Dans certaines notes rédigées par le patient travailleur de Menthon-Saint-Bernard en vue des Origines et plus tard imprimées par les siens, à la fin du deuxième volume de sa Correspondance, il constate que les Conventionnels se crurent toute autorité et tous droits pour modeler la vie de leurs concitoyens selon leur propre conception du bien absolu. Quelles sont, se demande-t-il alors, les racines psychologiques d’une telle infatuation ? Il fallait répondre à notre avis par l’orgueil de la délégation divine supposée.

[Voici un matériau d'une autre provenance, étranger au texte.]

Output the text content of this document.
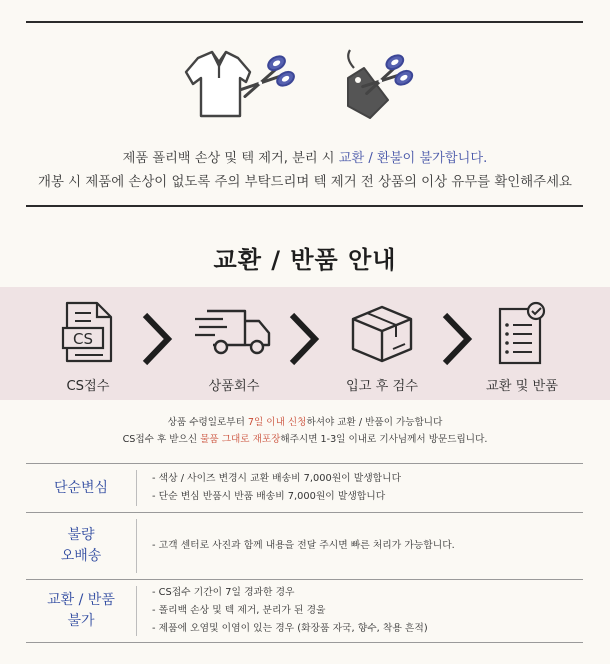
제품 폴리백 손상 및 텍 제거, 분리 시 교환 / 환불이 불가합니다.
개봉 시 제품에 손상이 없도록 주의 부탁드리며 텍 제거 전 상품의 이상 유무를 확인해주세요
교환 / 반품 안내
CS
CS접수	상품회수	입고 후 검수	교환 및 반품
상품 수령일로부터 7일 이내 신청하셔야 교환 / 반품이 가능합니다
CS접수 후 받으신 물품 그대로 재포장해주시면 1-3일 이내로 기사님께서 방문드립니다.
단순변심
- 색상 / 사이즈 변경시 교환 배송비 7,000원이 발생합니다
- 단순 변심 반품시 반품 배송비 7,000원이 발생합니다
불량
오배송
- 고객 센터로 사진과 함께 내용을 전달 주시면 빠른 처리가 가능합니다.
교환 / 반품
불가
- CS접수 기간이 7일 경과한 경우
- 폴리백 손상 및 텍 제거, 분리가 된 경울
- 제품에 오염및 이염이 있는 경우 (화장품 자국, 향수, 착용 흔적)
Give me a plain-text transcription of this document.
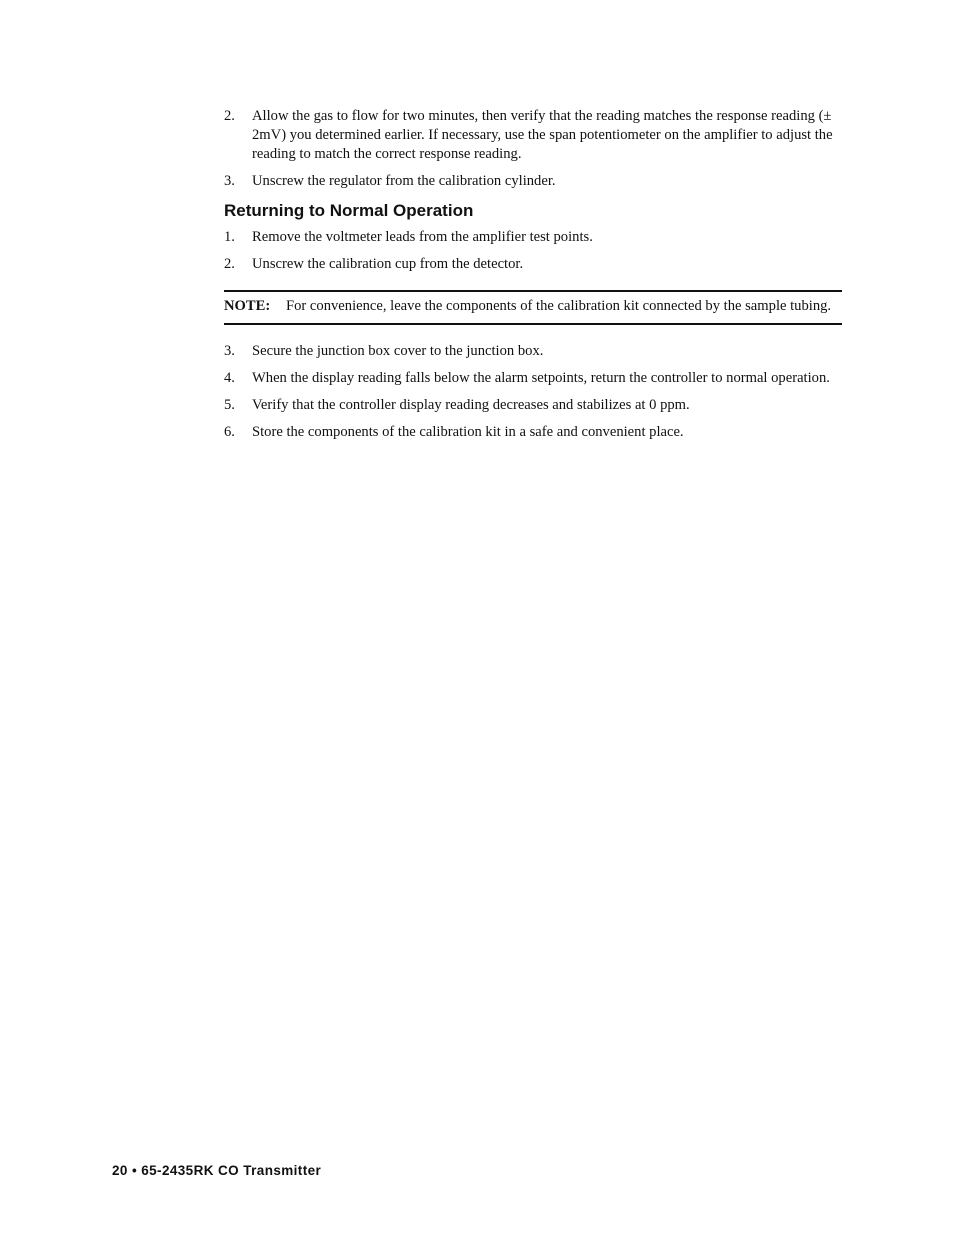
2.	Allow the gas to flow for two minutes, then verify that the reading matches the response reading (± 2mV) you determined earlier. If necessary, use the span potentiometer on the amplifier to adjust the reading to match the correct response reading.
3.	Unscrew the regulator from the calibration cylinder.
Returning to Normal Operation
1.	Remove the voltmeter leads from the amplifier test points.
2.	Unscrew the calibration cup from the detector.
NOTE:	For convenience, leave the components of the calibration kit connected by the sample tubing.
3.	Secure the junction box cover to the junction box.
4.	When the display reading falls below the alarm setpoints, return the controller to normal operation.
5.	Verify that the controller display reading decreases and stabilizes at 0 ppm.
6.	Store the components of the calibration kit in a safe and convenient place.
20 • 65-2435RK CO Transmitter
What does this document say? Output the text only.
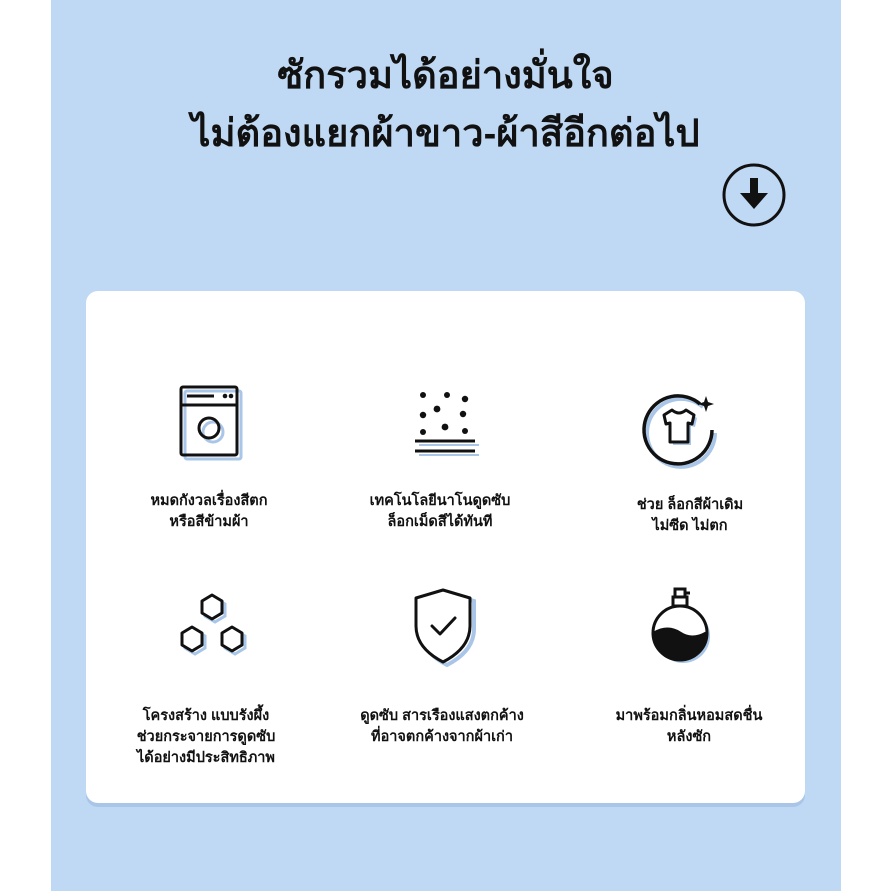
ซักรวมได้อย่างมั่นใจ
ไม่ต้องแยกผ้าขาว-ผ้าสีอีกต่อไป

หมดกังวลเรื่องสีตก
หรือสีข้ามผ้า

เทคโนโลยีนาโนดูดซับ
ล็อกเม็ดสีได้ทันที

ช่วย ล็อกสีผ้าเดิม
ไม่ซีด ไม่ตก

โครงสร้าง แบบรังผึ้ง
ช่วยกระจายการดูดซับ
ได้อย่างมีประสิทธิภาพ

ดูดซับ สารเรืองแสงตกค้าง
ที่อาจตกค้างจากผ้าเก่า

มาพร้อมกลิ่นหอมสดชื่น
หลังซัก
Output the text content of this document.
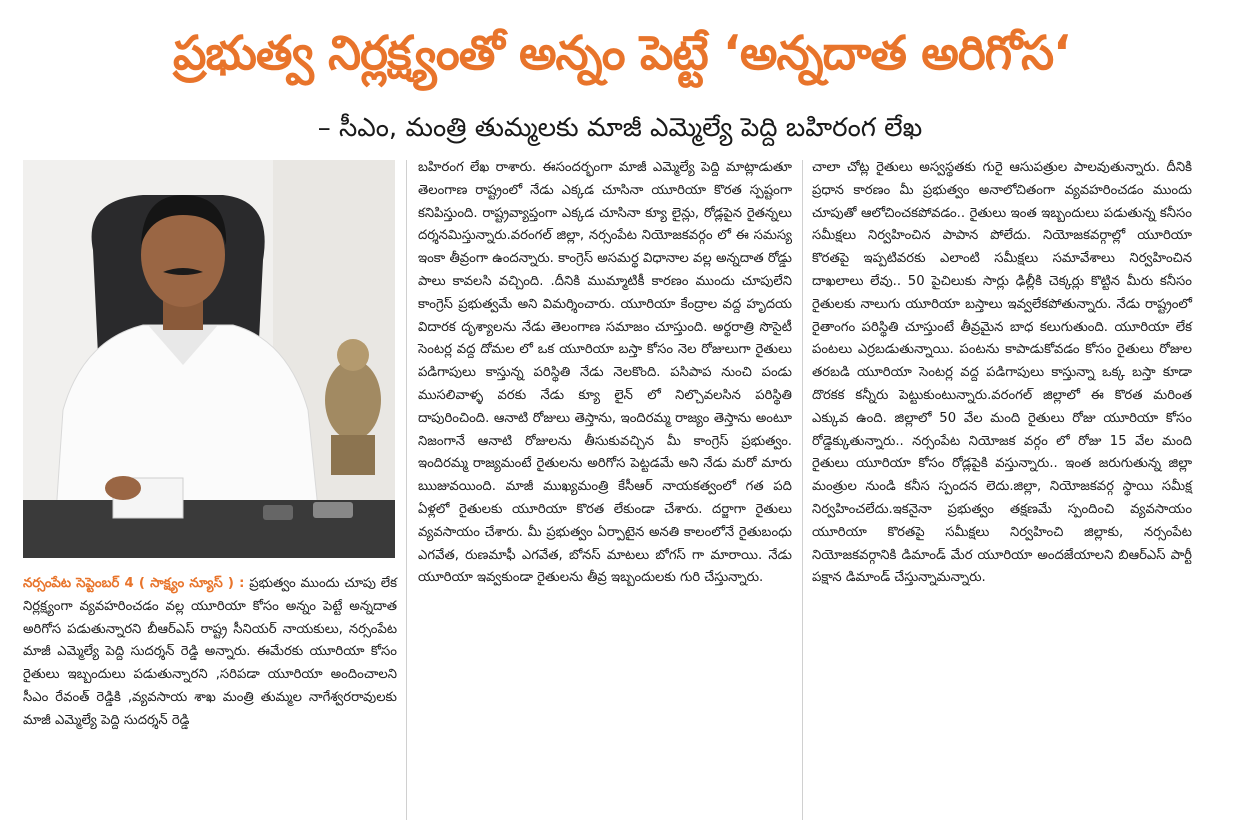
ప్రభుత్వ నిర్లక్ష్యంతో అన్నం పెట్టే ‘అన్నదాత అరిగోస‘
– సీఎం, మంత్రి తుమ్మలకు మాజీ ఎమ్మెల్యే పెద్ది బహిరంగ లేఖ
నర్సంపేట సెప్టెంబర్ 4 ( సాక్ష్యం న్యూస్ ) : ప్రభుత్వం ముందు చూపు లేక నిర్లక్ష్యంగా వ్యవహరించడం వల్ల యూరియా కోసం అన్నం పెట్టే అన్నదాత అరిగోస పడుతున్నారని బీఆర్ఎస్ రాష్ట్ర సీనియర్ నాయకులు, నర్సంపేట మాజీ ఎమ్మెల్యే పెద్ది సుదర్శన్ రెడ్డి అన్నారు. ఈమేరకు యూరియా కోసం రైతులు ఇబ్బందులు పడుతున్నారని ,సరిపడా యూరియా అందించాలని సీఎం రేవంత్ రెడ్డికి ,వ్యవసాయ శాఖ మంత్రి తుమ్మల నాగేశ్వరరావులకు మాజీ ఎమ్మెల్యే పెద్ది సుదర్శన్ రెడ్డి
బహిరంగ లేఖ రాశారు. ఈసందర్భంగా మాజీ ఎమ్మెల్యే పెద్ది మాట్లాడుతూ తెలంగాణ రాష్ట్రంలో నేడు ఎక్కడ చూసినా యూరియా కొరత స్పష్టంగా కనిపిస్తుంది. రాష్ట్రవ్యాప్తంగా ఎక్కడ చూసినా క్యూ లైన్లు, రోడ్లపైన రైతన్నలు దర్శనమిస్తున్నారు.వరంగల్ జిల్లా, నర్సంపేట నియోజకవర్గం లో ఈ సమస్య ఇంకా తీవ్రంగా ఉందన్నారు. కాంగ్రెస్ అసమర్థ విధానాల వల్ల అన్నదాత రోడ్డు పాలు కావలసి వచ్చింది. .దీనికి ముమ్మాటికీ కారణం ముందు చూపులేని కాంగ్రెస్ ప్రభుత్వమే అని విమర్శించారు. యూరియా కేంద్రాల వద్ద హృదయ విదారక దృశ్యాలను నేడు తెలంగాణ సమాజం చూస్తుంది. అర్థరాత్రి సొసైటీ సెంటర్ల వద్ద దోమల లో ఒక యూరియా బస్తా కోసం నెల రోజులుగా రైతులు పడిగాపులు కాస్తున్న పరిస్థితి నేడు నెలకొంది. పసిపాప నుంచి పండు ముసలివాళ్ళ వరకు నేడు క్యూ లైన్ లో నిల్చొవలసిన పరిస్థితి దాపురించింది. ఆనాటి రోజులు తెస్తాను, ఇందిరమ్మ రాజ్యం తెస్తాను అంటూ నిజంగానే ఆనాటి రోజులను తీసుకువచ్చిన మీ కాంగ్రెస్ ప్రభుత్వం. ఇందిరమ్మ రాజ్యమంటే రైతులను అరిగోస పెట్టడమే అని నేడు మరో మారు ఋజువయింది. మాజీ ముఖ్యమంత్రి కేసీఆర్ నాయకత్వంలో గత పది ఏళ్లలో రైతులకు యూరియా కొరత లేకుండా చేశారు. దర్జాగా రైతులు వ్యవసాయం చేశారు. మీ ప్రభుత్వం ఏర్పాటైన అనతి కాలంలోనే రైతుబంధు ఎగవేత, రుణమాఫీ ఎగవేత, బోనస్ మాటలు బోగస్ గా మారాయి. నేడు యూరియా ఇవ్వకుండా రైతులను తీవ్ర ఇబ్బందులకు గురి చేస్తున్నారు.
చాలా చోట్ల రైతులు అస్వస్థతకు గురై ఆసుపత్రుల పాలవుతున్నారు. దీనికి ప్రధాన కారణం మీ ప్రభుత్వం అనాలోచితంగా వ్యవహరించడం ముందు చూపుతో ఆలోచించకపోవడం.. రైతులు ఇంత ఇబ్బందులు పడుతున్న కనీసం సమీక్షలు నిర్వహించిన పాపాన పోలేదు. నియోజకవర్గాల్లో యూరియా కొరతపై ఇప్పటివరకు ఎలాంటి సమీక్షలు సమావేశాలు నిర్వహించిన దాఖలాలు లేవు.. 50 పైచిలుకు సార్లు ఢిల్లీకి చెక్కర్లు కొట్టిన మీరు కనీసం రైతులకు నాలుగు యూరియా బస్తాలు ఇవ్వలేకపోతున్నారు. నేడు రాష్ట్రంలో రైతాంగం పరిస్థితి చూస్తుంటే తీవ్రమైన బాధ కలుగుతుంది. యూరియా లేక పంటలు ఎర్రబడుతున్నాయి. పంటను కాపాడుకోవడం కోసం రైతులు రోజుల తరబడి యూరియా సెంటర్ల వద్ద పడిగాపులు కాస్తున్నా ఒక్క బస్తా కూడా దొరకక కన్నీరు పెట్టుకుంటున్నారు.వరంగల్ జిల్లాలో ఈ కొరత మరింత ఎక్కువ ఉంది. జిల్లాలో 50 వేల మంది రైతులు రోజు యూరియా కోసం రోడ్డెక్కుతున్నారు.. నర్సంపేట నియోజక వర్గం లో రోజు 15 వేల మంది రైతులు యూరియా కోసం రోడ్లపైకి వస్తున్నారు.. ఇంత జరుగుతున్న జిల్లా మంత్రుల నుండి కనీస స్పందన లెదు.జిల్లా, నియోజకవర్గ స్థాయి సమీక్ష నిర్వహించలేదు.ఇకనైనా ప్రభుత్వం తక్షణమే స్పందించి వ్యవసాయం యూరియా కొరతపై సమీక్షలు నిర్వహించి జిల్లాకు, నర్సంపేట నియోజకవర్గానికి డిమాండ్ మేర యూరియా అందజేయాలని బిఆర్ఎస్ పార్టీ పక్షాన డిమాండ్ చేస్తున్నామన్నారు.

Taine répond seulement à demi, par l’orgueil tout court, par l’amour-propre, le désir de s’admirer, de s’attribuer du génie, de se croire en possession de la vérité et, par-là, supérieur aux autres hommes ; mais il ajoute enfin à ces mobiles assez banals celui de se poser en révélateur, en sauveur du genre humain : et ce sont bien cette fois les mots qui conviennent pour caractériser les pontifes de la religion de Rousseau. « Aujourd’hui encore, dans son club ou dans sa mansarde, ajoute l’historien, tel faiseur de projets politiques est heureux de se croire en possession de la vérité suprême : la conviction d’apporter au monde quelque panacée sociale le revêt à ses propres yeux d’une importance de prophète ou d’une vocation de Messie ! » Et voilà le vocabulaire qu’il faut choisir en effet pour traduire de semblables états d’âme !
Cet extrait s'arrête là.